Impeachment resolution against Secretary Griswold introduced in Colorado House

Apr 05, 2024 | 11:23 am ET
By Quentin Young
Impeachment resolution against Secretary Griswold introduced in Colorado House
Colorado Secretary of State Jena Griswold and Denver Clerk and Recorder Paul López address members of the news media during a press conference at the Denver Elections Division on Super Tuesday in Denver, March 5, 2024. (Kevin Mohatt for Colorado Newsline)

Republicans in the Colorado state House of Representatives on Thursday introduced a resolution to impeach Secretary of State Jena Griswold over her agreement with the Colorado Supreme Court that former President Donald Trump should be barred from the ballot under a provision of the U.S. Constitution.

Seventeen of the 19 Republicans in the House sponsor the resolution, which is led by Reps.

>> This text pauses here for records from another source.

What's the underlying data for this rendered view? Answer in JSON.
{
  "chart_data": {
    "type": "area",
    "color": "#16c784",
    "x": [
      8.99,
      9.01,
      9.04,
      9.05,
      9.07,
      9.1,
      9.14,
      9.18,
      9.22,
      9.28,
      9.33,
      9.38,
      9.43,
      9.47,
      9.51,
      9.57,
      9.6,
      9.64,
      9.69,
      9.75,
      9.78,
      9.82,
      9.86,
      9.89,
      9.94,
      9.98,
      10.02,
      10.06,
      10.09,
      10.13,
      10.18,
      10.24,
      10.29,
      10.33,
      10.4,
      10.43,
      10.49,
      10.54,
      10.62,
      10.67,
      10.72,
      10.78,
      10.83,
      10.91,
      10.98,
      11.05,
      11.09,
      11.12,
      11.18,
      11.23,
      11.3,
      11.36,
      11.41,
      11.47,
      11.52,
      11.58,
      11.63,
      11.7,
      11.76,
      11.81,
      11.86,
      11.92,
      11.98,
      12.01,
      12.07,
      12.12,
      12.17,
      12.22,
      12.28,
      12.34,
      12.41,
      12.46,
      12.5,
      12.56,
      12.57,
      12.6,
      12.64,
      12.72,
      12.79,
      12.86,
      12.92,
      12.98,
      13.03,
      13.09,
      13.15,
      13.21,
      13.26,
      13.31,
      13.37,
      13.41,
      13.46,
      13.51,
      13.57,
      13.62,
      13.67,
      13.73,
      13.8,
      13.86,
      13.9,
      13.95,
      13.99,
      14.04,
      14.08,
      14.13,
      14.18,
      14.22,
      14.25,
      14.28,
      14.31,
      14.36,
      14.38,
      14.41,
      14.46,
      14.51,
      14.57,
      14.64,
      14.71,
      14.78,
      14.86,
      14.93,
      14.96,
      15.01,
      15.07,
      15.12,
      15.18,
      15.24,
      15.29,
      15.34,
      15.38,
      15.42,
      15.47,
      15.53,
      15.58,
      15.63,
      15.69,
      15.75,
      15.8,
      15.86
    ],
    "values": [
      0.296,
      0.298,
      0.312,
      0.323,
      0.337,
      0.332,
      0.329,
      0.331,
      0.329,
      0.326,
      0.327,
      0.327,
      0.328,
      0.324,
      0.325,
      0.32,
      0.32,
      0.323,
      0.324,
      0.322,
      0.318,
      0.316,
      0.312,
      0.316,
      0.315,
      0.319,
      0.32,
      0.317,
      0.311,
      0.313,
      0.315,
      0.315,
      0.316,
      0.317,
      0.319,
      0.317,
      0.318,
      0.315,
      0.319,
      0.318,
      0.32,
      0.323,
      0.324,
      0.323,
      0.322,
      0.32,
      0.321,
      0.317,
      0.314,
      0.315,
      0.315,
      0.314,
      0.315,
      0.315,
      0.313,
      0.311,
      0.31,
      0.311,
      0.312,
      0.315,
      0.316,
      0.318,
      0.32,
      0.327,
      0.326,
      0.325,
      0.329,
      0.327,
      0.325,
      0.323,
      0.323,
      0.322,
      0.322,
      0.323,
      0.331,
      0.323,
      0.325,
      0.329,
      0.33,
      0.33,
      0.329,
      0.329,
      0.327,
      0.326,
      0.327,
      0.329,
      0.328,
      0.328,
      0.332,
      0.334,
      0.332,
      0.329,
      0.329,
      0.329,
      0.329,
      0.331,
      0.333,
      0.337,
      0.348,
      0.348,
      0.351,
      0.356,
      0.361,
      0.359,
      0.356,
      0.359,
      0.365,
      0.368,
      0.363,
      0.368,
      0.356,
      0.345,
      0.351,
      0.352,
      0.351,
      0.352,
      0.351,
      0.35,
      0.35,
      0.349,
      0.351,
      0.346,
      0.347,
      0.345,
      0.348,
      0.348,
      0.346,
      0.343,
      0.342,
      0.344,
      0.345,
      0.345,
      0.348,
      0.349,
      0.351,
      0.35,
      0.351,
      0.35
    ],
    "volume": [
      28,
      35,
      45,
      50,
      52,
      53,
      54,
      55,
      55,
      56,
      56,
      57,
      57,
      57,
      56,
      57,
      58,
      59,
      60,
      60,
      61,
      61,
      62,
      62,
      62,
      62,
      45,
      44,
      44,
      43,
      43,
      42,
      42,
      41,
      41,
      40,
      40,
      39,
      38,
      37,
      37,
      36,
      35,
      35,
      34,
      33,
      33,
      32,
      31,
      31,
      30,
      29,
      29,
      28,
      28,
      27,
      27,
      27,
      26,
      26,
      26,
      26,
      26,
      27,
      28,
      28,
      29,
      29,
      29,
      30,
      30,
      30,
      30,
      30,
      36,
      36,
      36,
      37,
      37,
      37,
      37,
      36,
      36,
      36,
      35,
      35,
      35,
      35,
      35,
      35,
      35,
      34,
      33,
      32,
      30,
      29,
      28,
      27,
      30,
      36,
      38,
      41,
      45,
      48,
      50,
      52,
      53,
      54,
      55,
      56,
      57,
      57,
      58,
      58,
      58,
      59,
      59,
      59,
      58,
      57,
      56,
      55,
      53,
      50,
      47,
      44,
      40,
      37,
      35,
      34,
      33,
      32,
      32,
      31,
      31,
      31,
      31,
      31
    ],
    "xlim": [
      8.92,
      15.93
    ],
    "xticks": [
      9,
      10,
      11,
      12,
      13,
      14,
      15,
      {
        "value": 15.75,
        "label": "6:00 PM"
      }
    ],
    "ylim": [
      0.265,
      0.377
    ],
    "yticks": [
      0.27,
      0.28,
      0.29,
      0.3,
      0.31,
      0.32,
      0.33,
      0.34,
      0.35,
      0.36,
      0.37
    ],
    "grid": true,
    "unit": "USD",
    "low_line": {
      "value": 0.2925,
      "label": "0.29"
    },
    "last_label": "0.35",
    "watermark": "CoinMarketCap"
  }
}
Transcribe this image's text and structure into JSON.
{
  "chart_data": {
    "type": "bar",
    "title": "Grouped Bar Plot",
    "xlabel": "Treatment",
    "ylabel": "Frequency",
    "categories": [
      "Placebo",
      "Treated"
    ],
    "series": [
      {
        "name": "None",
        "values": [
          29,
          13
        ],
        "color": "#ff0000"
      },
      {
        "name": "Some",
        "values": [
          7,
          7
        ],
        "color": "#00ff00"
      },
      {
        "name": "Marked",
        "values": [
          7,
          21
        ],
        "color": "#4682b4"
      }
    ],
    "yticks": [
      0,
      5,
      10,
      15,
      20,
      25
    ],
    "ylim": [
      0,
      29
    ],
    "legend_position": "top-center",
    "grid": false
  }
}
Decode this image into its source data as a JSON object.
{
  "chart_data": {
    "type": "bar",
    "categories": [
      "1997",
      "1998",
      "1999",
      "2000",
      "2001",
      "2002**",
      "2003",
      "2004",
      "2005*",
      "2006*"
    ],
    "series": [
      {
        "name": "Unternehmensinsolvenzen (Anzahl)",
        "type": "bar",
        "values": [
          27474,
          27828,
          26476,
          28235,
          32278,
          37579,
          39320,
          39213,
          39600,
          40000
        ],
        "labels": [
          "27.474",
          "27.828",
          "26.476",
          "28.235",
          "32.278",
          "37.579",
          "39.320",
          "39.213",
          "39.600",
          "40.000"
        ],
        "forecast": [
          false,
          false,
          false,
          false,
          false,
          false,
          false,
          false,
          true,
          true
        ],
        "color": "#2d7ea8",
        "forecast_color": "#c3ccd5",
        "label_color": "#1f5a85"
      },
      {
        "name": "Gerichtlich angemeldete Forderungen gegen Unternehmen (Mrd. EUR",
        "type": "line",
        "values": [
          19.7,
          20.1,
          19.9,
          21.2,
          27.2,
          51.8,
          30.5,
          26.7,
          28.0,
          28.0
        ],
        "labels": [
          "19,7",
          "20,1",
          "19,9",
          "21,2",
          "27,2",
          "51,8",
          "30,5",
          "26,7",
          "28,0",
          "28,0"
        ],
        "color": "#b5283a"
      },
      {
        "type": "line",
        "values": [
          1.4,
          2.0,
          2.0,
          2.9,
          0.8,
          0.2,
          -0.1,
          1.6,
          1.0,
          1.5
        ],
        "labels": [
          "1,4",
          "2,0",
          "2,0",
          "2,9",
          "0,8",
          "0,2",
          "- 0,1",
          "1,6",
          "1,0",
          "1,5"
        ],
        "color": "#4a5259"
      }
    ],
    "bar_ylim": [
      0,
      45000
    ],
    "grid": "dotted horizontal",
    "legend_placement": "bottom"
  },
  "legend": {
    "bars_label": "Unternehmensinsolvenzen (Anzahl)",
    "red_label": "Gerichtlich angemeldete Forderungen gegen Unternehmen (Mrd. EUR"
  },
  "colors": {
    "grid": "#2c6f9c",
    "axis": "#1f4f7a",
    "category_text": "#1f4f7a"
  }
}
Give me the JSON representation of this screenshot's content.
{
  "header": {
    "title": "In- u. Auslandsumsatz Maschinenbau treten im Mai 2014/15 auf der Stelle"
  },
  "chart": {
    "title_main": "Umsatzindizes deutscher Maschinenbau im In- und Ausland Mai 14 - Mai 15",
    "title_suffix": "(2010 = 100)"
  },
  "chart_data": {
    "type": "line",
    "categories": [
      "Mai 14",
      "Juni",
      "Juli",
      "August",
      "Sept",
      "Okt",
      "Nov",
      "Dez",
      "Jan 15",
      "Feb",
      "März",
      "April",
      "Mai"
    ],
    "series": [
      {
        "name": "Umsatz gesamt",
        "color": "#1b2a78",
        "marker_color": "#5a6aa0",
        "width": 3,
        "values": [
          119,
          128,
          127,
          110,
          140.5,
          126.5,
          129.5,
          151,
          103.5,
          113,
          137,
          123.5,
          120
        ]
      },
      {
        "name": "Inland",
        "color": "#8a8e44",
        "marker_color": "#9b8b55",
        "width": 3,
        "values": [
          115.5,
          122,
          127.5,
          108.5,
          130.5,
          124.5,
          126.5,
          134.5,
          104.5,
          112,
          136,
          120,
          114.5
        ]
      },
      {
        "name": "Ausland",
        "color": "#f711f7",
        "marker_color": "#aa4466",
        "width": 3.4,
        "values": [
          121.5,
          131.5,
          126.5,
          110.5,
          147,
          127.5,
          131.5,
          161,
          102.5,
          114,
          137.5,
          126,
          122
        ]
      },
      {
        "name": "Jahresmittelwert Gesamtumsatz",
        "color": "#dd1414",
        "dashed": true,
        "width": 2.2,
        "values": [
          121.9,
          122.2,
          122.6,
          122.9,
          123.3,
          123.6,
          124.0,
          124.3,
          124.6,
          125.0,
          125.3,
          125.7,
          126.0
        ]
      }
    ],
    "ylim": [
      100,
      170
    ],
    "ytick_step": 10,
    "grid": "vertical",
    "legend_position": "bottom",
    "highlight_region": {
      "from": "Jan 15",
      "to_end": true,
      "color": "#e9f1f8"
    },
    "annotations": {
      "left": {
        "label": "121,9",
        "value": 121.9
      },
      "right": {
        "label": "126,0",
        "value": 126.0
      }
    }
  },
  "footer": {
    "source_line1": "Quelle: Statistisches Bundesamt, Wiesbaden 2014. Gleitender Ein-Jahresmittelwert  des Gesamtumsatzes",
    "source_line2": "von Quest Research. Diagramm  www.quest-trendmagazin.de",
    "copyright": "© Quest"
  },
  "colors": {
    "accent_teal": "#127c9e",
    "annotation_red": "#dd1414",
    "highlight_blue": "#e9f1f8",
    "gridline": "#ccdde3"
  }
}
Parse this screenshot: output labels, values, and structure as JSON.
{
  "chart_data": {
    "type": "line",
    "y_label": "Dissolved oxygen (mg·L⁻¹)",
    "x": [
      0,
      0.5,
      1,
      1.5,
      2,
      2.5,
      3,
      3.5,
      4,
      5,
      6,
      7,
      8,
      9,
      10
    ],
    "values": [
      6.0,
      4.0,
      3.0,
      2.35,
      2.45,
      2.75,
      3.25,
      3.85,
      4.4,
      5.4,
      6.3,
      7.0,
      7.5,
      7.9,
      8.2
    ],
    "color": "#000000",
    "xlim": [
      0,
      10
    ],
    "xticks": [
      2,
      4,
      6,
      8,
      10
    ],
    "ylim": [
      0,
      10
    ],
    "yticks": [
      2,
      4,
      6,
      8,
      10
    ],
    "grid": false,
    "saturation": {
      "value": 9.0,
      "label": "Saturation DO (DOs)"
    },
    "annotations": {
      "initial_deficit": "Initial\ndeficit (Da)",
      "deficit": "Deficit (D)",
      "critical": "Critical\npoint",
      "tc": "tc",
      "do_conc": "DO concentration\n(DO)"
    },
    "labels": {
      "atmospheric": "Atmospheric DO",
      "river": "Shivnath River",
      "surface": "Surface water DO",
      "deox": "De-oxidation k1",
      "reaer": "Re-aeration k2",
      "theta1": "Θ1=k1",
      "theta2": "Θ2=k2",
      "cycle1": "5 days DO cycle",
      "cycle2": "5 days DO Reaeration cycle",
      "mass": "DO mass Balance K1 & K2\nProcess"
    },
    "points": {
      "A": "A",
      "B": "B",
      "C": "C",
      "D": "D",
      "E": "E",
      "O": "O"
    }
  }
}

Ryan Armagost of Berthoud and Rose Pugliese of Colorado Springs. No Democrats sponsor it.

Statewide officers under the Colorado Constitution can be impeached for “high crimes or misdemeanors or malfeasance in office.” The resolution says that support expressed by Griswold, a Democrat who oversees the administration of elections in Colorado, for Trump’s disqualification from the ballot violated her duty to remain neutral and constitutes “malfeasance in office, dereliction of duty, unfitness for office, and abuse of the public trust.”

“To protect the citizens of Colorado from the threat of any future denials of constitutional rights, it is appropriate for Secretary Griswold to be impeached and removed from office,” the resolution says.

Impeachment effort launched by Colorado House Republicans against secretary of state

“The Colorado Republican Party continues to focus on conspiracies and political games,” Griswold said in a statement. “I will not be intimidated by this baseless proceeding. While Republican House Legislators waste taxpayer dollars to score cheap political points, I’ll be doing my job of ensuring every Colorado voter — Republican, Democratic, and Unaffiliated alike — can make their voices heard in free and fair elections.”

Republican Reps. Stephanie Luck of Penrose and Rod Bockenfeld of Watkins are the only two Republicans not listed as sponsors on the resolution. Both have been frequently absent from the legislative session, Luck due to maternity leave and Bockenfeld due to health issues.

The resolution is scheduled to be considered Tuesday by the House Judiciary Committee. Armagost and Pugliese will be allowed to present four witnesses and the Democratic chair, Mike Weissman, will be allowed to present four witnesses, selected “in consultation with” Griswold, according to a press release from House Democrats. Griswold will also be allowed to testify.

“Hearing this resolution in the Judiciary committee will limit the time wasted on this topic, while respecting that it is a top priority for House Republicans to have it introduced and openly debated,” House Speaker Julie McCluskie, a Dillon Democrat, said in a statement. “In an age when misinformation and conspiracy theories attack the integrity of our elections, we believe a public hearing to set the record straight on this issue is in the best interest of our democracy.”

Democrats hold strong majorities in the state House and Senate, and not even the resolution sponsors expect it to succeed.

Six Republican and unaffiliated voters last year, citing Trump’s actions around the Jan. 6 insurrection, filed a lawsuit in state district court to block Trump from the state ballot under Section 3 of the 14th Amendment, which prohibits a person who “engaged in insurrection” after taking an oath to support the Constitution from holding office again.

The case reached the Colorado Supreme Court, which agreed with the plaintiffs and ruled Trump disqualified, but that decision was reversed by the U.S. Supreme Court last month.

Griswold was a defendant in the case and took a neutral position in the legal proceeding. After the state Supreme Court ruling, she said, “Donald Trump engaged in insurrection and was disqualified under the Constitution from the Colorado Ballot. The Colorado Supreme Court got it right.”

The state House can impeach by majority vote, and the state Senate has the power to convict with a two-thirds majority.